HÜRRİYET Pazar'da okudum; anlı şanlı Parizyen sosyoloğumuz Nilüfer Göle Paris katliamını konuşurken "Bugün din bir yanardağ gibi" demiş.
Daha önce de bir beyanına rastlamıştım, ‘gündelik yaşamdan keyif çıkartma, kültür ve birliktelik yaratma’ gibi değerleri yüzünden Paris’in hedef seçildiğini söylüyordu.

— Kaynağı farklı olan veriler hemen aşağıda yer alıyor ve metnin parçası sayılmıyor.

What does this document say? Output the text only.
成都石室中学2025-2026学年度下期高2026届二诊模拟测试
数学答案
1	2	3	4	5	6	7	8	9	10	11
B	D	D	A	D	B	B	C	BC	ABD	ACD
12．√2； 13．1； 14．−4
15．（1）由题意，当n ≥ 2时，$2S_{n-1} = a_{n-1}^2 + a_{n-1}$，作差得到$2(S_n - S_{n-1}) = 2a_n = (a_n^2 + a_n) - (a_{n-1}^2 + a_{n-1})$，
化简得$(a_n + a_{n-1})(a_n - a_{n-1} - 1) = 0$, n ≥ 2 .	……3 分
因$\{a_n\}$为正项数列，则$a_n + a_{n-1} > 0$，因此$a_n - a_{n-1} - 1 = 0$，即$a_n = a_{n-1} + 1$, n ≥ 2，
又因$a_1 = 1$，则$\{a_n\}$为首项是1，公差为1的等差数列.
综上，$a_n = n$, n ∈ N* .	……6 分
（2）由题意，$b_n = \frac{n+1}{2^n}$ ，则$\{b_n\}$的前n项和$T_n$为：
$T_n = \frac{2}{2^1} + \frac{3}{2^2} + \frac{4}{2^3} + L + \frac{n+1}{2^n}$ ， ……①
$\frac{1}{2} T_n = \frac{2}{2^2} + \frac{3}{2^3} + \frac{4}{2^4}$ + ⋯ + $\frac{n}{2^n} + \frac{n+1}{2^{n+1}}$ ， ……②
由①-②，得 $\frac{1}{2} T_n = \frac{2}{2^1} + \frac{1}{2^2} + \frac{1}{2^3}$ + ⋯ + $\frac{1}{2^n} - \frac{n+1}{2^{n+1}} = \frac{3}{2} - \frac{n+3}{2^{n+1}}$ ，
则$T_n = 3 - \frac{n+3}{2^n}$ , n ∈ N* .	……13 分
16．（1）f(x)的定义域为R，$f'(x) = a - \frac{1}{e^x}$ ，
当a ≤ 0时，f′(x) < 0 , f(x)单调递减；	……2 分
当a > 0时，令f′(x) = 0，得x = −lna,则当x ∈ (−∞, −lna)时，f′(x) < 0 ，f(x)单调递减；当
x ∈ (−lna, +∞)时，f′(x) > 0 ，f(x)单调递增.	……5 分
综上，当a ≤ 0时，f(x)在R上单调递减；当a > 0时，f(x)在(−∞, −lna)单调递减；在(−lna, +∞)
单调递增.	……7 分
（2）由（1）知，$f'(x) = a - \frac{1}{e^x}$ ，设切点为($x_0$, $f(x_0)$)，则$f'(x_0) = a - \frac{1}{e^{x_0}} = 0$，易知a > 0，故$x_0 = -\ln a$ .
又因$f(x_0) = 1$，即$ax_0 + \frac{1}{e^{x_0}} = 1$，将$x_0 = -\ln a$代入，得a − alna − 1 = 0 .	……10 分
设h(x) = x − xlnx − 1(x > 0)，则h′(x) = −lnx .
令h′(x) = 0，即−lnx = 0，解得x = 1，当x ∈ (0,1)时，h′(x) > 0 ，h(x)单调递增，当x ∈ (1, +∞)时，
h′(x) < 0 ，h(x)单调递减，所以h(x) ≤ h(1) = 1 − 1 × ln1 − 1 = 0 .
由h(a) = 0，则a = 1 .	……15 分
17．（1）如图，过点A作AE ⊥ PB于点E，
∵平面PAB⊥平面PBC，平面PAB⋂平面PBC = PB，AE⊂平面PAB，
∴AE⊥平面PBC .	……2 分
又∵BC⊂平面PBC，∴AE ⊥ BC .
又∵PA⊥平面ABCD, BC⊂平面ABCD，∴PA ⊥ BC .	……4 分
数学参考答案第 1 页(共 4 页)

“Terör terördür, Müslümanlık’la hiç ilişkisi yok denilemez,
çünkü Müslümanlık adına yapılıyor” gibi kitabın ortasından
tespitleri de var.
Nilüfer Hoca, bu teröristlerin neden hep Müslümanlar arasından
çıktığını din âlimleri tartışsın istiyor.
Tartışsınlar...
İstismarsa kimler, nasıl istismar ediyor İslam’ı? Kullanmaksa ne
suretle kullanılıyor?
Tartışılsın ki onu radikal ideoloji ve barbarlıklarına alet
edenlerin elinden alınsın...
Fakat bu analiz düzeyiyle mi sınırlı kalacak tartışma?
* * *
Uyuşturucu trafiğinin döndüğü bir bar işletmecisi, katliam organize
ediyor...
Uyuşturucu, içki ve eğlence âlemiyle haşir neşir caniler, bu
katliamı hayata geçiriyor...
Katliamın organizatörü, tanık ifadelerine göre elinde viski
şişesiyle sokakta ot çekerek hunharlığını kutluyor.
Ve biz bunu, ‘İslamcı terörist’lerin Paris’in temsil ettiği Batılı
yaşam biçimine bir saldırısı olarak ele alacağız ha?